Left unexplained is why “medical staff” initially reported that the guard had markings on his neck that were similar to a prick that an injection might leave. Let me suggest a few possibilities: a birthmark, a freckle, a recent cut from shaving, a bug bite. The human mind, including that of a medical professional or a detective, is highly suggestible. A marking noticed on the neck after someone claims a stabbing occurred? The eyewitness mind fills in the blanks. We believe what we think we saw. But we have no idea what we saw. It’s not malicious, usually. It’s human. The world is full of dizzying details, terabytes of information passing through our viewfinders in chaotic moments. In order to make sense of anything—just to maintain even the vague illusion that our lives exist as a linear narrative—our brains filter almost everything out, relying on context and previous experiences to complete the picture. Often, what we think we saw was not there. That’s why eyewitness accounts like the ones from Astroworld should always be carefully assessed before, say, repeating them at a live media press conference.

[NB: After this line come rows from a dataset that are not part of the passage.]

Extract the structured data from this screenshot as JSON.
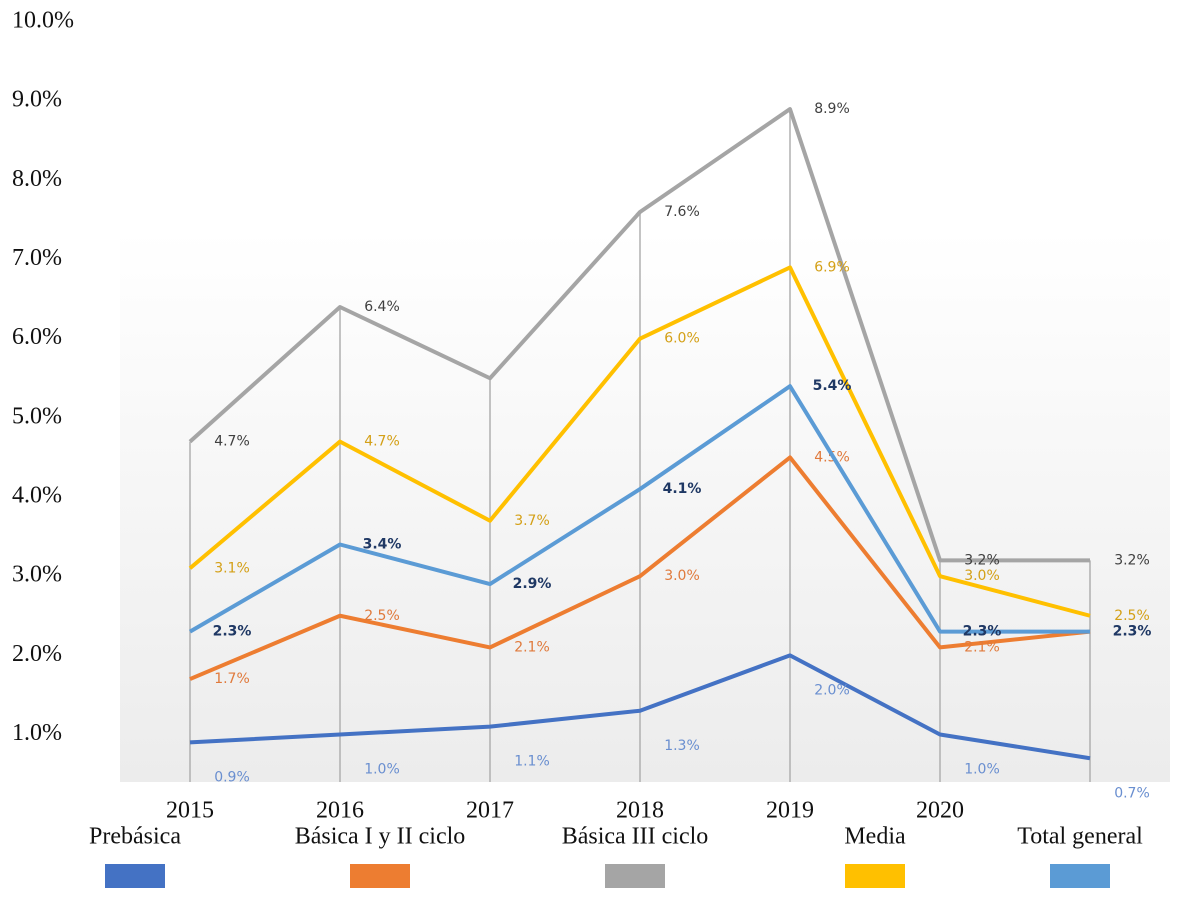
{
  "chart_data": {
    "type": "line",
    "categories": [
      "2015",
      "2016",
      "2017",
      "2018",
      "2019",
      "2020",
      null
    ],
    "ylim": [
      0.4,
      10.0
    ],
    "yticks": [
      {
        "value": 1,
        "label": "1.0%"
      },
      {
        "value": 2,
        "label": "2.0%"
      },
      {
        "value": 3,
        "label": "3.0%"
      },
      {
        "value": 4,
        "label": "4.0%"
      },
      {
        "value": 5,
        "label": "5.0%"
      },
      {
        "value": 6,
        "label": "6.0%"
      },
      {
        "value": 7,
        "label": "7.0%"
      },
      {
        "value": 8,
        "label": "8.0%"
      },
      {
        "value": 9,
        "label": "9.0%"
      },
      {
        "value": 10,
        "label": "10.0%"
      }
    ],
    "legend": "bottom",
    "series": [
      {
        "name": "Prebásica",
        "color": "#4472c4",
        "label_color": "#6a8fd0",
        "values": [
          0.9,
          1.0,
          1.1,
          1.3,
          2.0,
          1.0,
          0.7
        ],
        "value_labels": [
          "0.9%",
          "1.0%",
          "1.1%",
          "1.3%",
          "2.0%",
          "1.0%",
          "0.7%"
        ]
      },
      {
        "name": "Básica I y II ciclo",
        "color": "#ed7d31",
        "label_color": "#e07a3c",
        "values": [
          1.7,
          2.5,
          2.1,
          3.0,
          4.5,
          2.1,
          2.3
        ],
        "value_labels": [
          "1.7%",
          "2.5%",
          "2.1%",
          "3.0%",
          "4.5%",
          "2.1%",
          null
        ]
      },
      {
        "name": "Básica III ciclo",
        "color": "#a5a5a5",
        "label_color": "#404040",
        "values": [
          4.7,
          6.4,
          5.5,
          7.6,
          8.9,
          3.2,
          3.2
        ],
        "value_labels": [
          "4.7%",
          "6.4%",
          null,
          "7.6%",
          "8.9%",
          "3.2%",
          "3.2%"
        ]
      },
      {
        "name": "Media",
        "color": "#ffc000",
        "label_color": "#d4a017",
        "values": [
          3.1,
          4.7,
          3.7,
          6.0,
          6.9,
          3.0,
          2.5
        ],
        "value_labels": [
          "3.1%",
          "4.7%",
          "3.7%",
          "6.0%",
          "6.9%",
          "3.0%",
          "2.5%"
        ]
      },
      {
        "name": "Total general",
        "color": "#5b9bd5",
        "label_color": "#1f3864",
        "values": [
          2.3,
          3.4,
          2.9,
          4.1,
          5.4,
          2.3,
          2.3
        ],
        "value_labels": [
          "2.3%",
          "3.4%",
          "2.9%",
          "4.1%",
          "5.4%",
          "2.3%",
          "2.3%"
        ]
      }
    ]
  }
}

I’ve lost track of how many patients I have revived from near-fatal opioid overdoses by administering naloxone. But I’ve never once had a patient who, once revived, didn’t know how they ended up under my care. There remains an opioid epidemic in this country. Fortunately, there’s not an epidemic of random would-be murderers trying to kill strangers with opioids. We have enough real problems. We don’t need to invent any fake ones.